Sen gittikten sonra bahar uğramadı bizim mahalleye.Mektuplar karaladım sana.Yazdıkça silesim,sildikçe seni yeniden sevesim geldi.Olmadı,olduramadım.İçimde utanmasızca yaşamaya devam ettin de,öldüremedim.Gönderemedin hatıralarını.Alışamadım bizim "sen" ve "ben" olarak ayrılışlarımıza.Dedim ya ; sen her gittiğinde aslında biraz daha kaldın bana.Dokunamadım,her hareketimde yüreğime battı parçaların.Çok vücutlar misafir ettim avuçlarımın altına,çok saçlar okşadım.Hiç birine "sen" diyemedim.Diyecek olsam,sızlayıp durdun sol yanımda.Böylesin işte,gittiğinde bile müsade etmezsin belimi doğrultmama.Bilirsin ki sevemem senden başkasını,ama buna rağmen yoklarsın beni olmadık anlarda.

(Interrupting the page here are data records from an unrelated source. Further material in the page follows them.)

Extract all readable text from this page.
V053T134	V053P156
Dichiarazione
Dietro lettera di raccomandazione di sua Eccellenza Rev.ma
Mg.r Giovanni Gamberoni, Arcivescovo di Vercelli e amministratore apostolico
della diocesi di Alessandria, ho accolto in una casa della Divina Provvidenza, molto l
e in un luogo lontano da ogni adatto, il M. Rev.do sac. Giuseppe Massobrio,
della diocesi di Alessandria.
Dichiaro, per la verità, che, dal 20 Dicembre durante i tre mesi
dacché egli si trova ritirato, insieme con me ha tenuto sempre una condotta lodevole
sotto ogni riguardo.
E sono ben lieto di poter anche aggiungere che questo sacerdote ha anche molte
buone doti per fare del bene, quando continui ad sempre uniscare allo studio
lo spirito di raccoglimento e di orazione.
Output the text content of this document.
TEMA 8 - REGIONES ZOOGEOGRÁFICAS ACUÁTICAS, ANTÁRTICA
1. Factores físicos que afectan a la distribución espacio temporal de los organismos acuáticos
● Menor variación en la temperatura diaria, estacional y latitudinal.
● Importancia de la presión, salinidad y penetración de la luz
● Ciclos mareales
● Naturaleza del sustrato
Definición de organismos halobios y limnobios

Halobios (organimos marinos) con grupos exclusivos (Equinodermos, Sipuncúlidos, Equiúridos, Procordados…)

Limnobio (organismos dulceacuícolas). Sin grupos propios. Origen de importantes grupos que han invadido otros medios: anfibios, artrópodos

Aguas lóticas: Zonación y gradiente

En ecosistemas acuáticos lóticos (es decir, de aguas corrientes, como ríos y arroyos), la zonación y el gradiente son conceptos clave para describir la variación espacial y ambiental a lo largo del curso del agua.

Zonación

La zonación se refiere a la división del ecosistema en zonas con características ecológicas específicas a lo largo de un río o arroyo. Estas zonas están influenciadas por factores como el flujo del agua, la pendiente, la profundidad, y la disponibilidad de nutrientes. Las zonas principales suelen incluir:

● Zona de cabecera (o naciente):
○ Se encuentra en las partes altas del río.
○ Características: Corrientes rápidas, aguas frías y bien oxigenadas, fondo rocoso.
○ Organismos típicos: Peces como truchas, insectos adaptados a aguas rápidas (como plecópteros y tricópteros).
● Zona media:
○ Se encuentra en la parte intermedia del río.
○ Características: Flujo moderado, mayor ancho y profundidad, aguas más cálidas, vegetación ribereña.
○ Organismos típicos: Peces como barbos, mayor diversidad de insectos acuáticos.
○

Şiire dökmeye kalksam seni,olmayışın mısralara dökülemeyecek kadar koyu şu günlerde.İsterdim yokluğunu eritip,çil çil dökmeyi kağıtlara.Filizlenecekse de orada filizlensindi hasretin.Çünkü ; yüreğimde kökleniyorsun öbür türlü.
Köklendikçe zorlaşacak seni sökmek.Sökülemeyeceksin...Ve bu defa dönmeyeceksin.Dönemeyeceksin...Öyle bir hınç üfleyecek ki aklıma,adını başkalarıyla duyuşum,canhıraş saldıracağım içime saldığın köklere.Kopan her damardan sen fışkıracaksın.Yüzüme yüzüme çarpacak yokluğun.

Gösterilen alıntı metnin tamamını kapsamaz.